« L’économie chinoise connait sa pire crise en 30 ans »

C’est l’avis Weijian Shan, fondateur de l’un des plus grands fonds d’investissement asiatique. Selon le Hongkongais, la Chine est « dans une crise profonde ».

« Nous pensons que l’économie chinoise est en ce moment dans la pire situation des 30 dernières années », estime celui qui, via son fonds d’investissement, le groupe PAG, préfère désormais mettre ses billes à l’étranger plutôt qu’en Chine.

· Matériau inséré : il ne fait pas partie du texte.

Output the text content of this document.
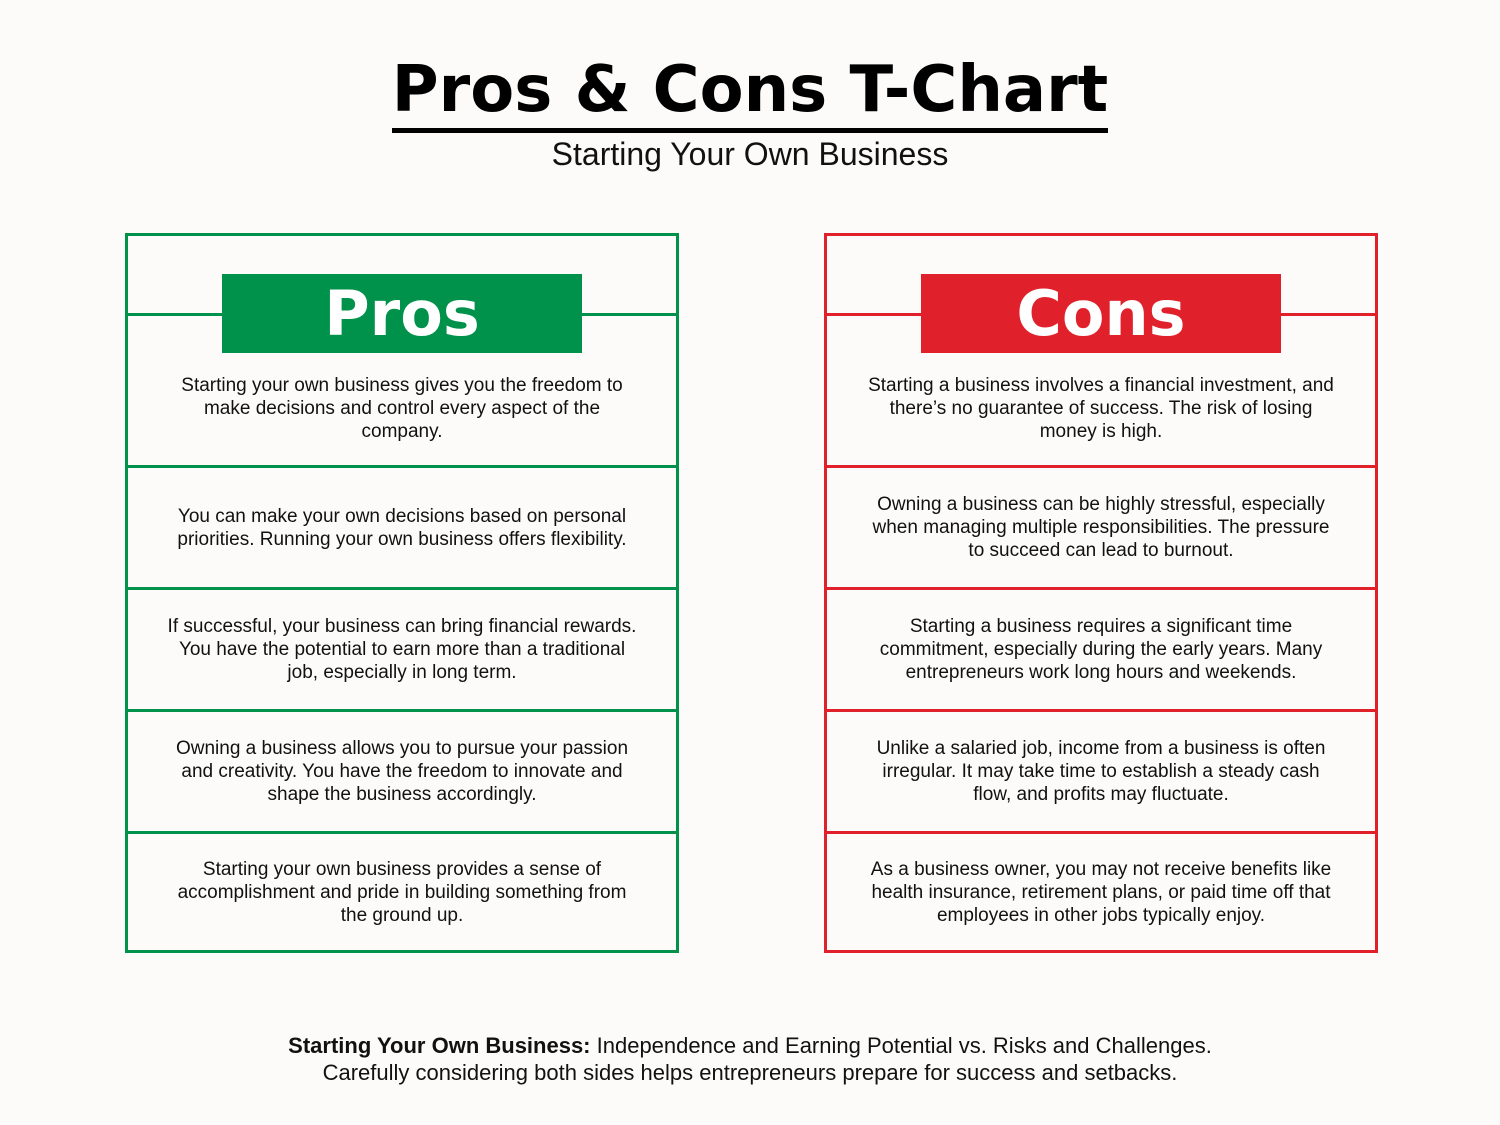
Pros & Cons T-Chart
Starting Your Own Business
Pros
Starting your own business gives you the freedom to make decisions and control every aspect of the company.
You can make your own decisions based on personal priorities. Running your own business offers flexibility.
If successful, your business can bring financial rewards. You have the potential to earn more than a traditional job, especially in long term.
Owning a business allows you to pursue your passion and creativity. You have the freedom to innovate and shape the business accordingly.
Starting your own business provides a sense of accomplishment and pride in building something from the ground up.
Cons
Starting a business involves a financial investment, and there’s no guarantee of success. The risk of losing money is high.
Owning a business can be highly stressful, especially when managing multiple responsibilities. The pressure to succeed can lead to burnout.
Starting a business requires a significant time commitment, especially during the early years. Many entrepreneurs work long hours and weekends.
Unlike a salaried job, income from a business is often irregular. It may take time to establish a steady cash flow, and profits may fluctuate.
As a business owner, you may not receive benefits like health insurance, retirement plans, or paid time off that employees in other jobs typically enjoy.
Starting Your Own Business: Independence and Earning Potential vs. Risks and Challenges.
Carefully considering both sides helps entrepreneurs prepare for success and setbacks.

C’est aussi vrai pour les marchés: « Le sentiment à l’égard des actions chinoises est également au plus bas sur les 30 dernières années. Je pense aussi que le mécontentement populaire en Chine est à son plus haut niveau depuis 30 ans. »

Les points chauds

En cause, les règles de confinement strictes qui encadrent des villes comme Shanghai, l’un des poumons économiques de la Chine. Alors que la menace pèse désormais sur Pékin, la politique zéro-covid du régime chinois a bien du mal à s’accorder avec la relance, défiant même l’obéissance des citoyens chinois.

L’indice CSI 300, l’indice boursier chinois des 300 plus grandes actions négociées à la Bourse de Shanghai et à la Bourse de Shenzhen, affiche une perte de 20% par rapport à l’année dernière. Le prix des matières premières comme le pétrole chinois sont en chute libre devant la crainte d’une baisse de la demande, tandis que le yuan poursuit sa chute, à son point le plus bas depuis la première crise du covid en 2020.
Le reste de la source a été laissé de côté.